Spending Level – The 4% Rule
The 4% rule, in short, was developed by looking at historical 30 year rolling periods for a portfolio of 60% stocks/40% bonds and observing the maximum percentage that could be withdrawn from a portfolio – based on the current value and adjusted for inflation – over a 30 year period without ever running out of money. That is: never in those 30 years, was their investment depleted. Again, a good guideline with great intentions. If you have no way of determining what level of withdrawals is right for you, then this gives you an idea… don’t withdraw more than 4% and you should be ok. Let’s go back to the same conversation I referenced in the example above. If you are in your eighties, is this a helpful rule in determining how much you can spend from your portfolio? Should we be using a rule of thumb that is meant for a 30-year time frame to determine how much he can safely withdraw? Likely, you’ll end up utilizing much less of your savings than you could have. I used to “utilize” rather than “spending” because this may mean gifting more to children and grandchildren now, when you can see the benefit, rather than after you’ve passed.
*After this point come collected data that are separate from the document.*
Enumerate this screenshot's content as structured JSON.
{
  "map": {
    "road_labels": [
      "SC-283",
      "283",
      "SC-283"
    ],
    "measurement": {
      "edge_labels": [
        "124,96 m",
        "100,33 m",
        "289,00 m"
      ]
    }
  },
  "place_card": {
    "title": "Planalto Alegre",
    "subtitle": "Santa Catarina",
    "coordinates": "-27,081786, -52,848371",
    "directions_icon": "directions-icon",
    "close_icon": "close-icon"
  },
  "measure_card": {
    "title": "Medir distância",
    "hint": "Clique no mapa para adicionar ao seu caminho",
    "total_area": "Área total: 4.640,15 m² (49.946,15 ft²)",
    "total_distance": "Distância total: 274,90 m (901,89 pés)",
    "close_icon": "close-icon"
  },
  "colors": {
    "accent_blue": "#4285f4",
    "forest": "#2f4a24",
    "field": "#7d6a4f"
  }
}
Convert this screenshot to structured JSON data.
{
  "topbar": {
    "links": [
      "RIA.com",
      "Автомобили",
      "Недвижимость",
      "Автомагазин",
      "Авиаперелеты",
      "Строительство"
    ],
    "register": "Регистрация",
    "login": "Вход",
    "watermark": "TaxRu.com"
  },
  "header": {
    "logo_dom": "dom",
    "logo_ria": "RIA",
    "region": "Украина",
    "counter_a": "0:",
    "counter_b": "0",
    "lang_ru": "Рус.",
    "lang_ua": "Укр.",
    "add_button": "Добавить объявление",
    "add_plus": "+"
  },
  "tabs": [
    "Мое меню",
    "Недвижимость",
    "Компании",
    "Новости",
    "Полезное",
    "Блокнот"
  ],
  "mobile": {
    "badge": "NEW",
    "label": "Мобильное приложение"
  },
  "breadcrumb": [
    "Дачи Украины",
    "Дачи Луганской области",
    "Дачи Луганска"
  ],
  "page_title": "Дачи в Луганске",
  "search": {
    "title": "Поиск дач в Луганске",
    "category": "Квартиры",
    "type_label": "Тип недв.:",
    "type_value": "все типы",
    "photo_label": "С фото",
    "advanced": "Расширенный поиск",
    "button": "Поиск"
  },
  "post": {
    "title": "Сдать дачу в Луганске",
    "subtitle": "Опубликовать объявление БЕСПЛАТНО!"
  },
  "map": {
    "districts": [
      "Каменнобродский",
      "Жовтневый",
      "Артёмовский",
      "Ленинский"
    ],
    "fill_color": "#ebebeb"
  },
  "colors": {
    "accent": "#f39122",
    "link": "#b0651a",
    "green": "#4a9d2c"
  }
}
Conversely, the FIRE (Financial Independence Retire Early) movement often references the 4% rule to support spending for people that retire at age 40 and plan to live off of their portfolio throughout their extended retirement (expected to be well in excess of 30 years). The rule wasn’t tested, and therefore doesn’t apply to a 50-year period. In the first case, the person is more likely to spend less than he could by applying the 4% rule while, in the second case, there’s a much greater risk that the portfolio will be depleted by spending the full 4%.
As these examples illustrated, rules of thumb are useful in providing a framework but not every situation fits nicely into the rule. Make sure you are making decisions based on YOUR situation that align with YOUR goals as outlined in your financial plan.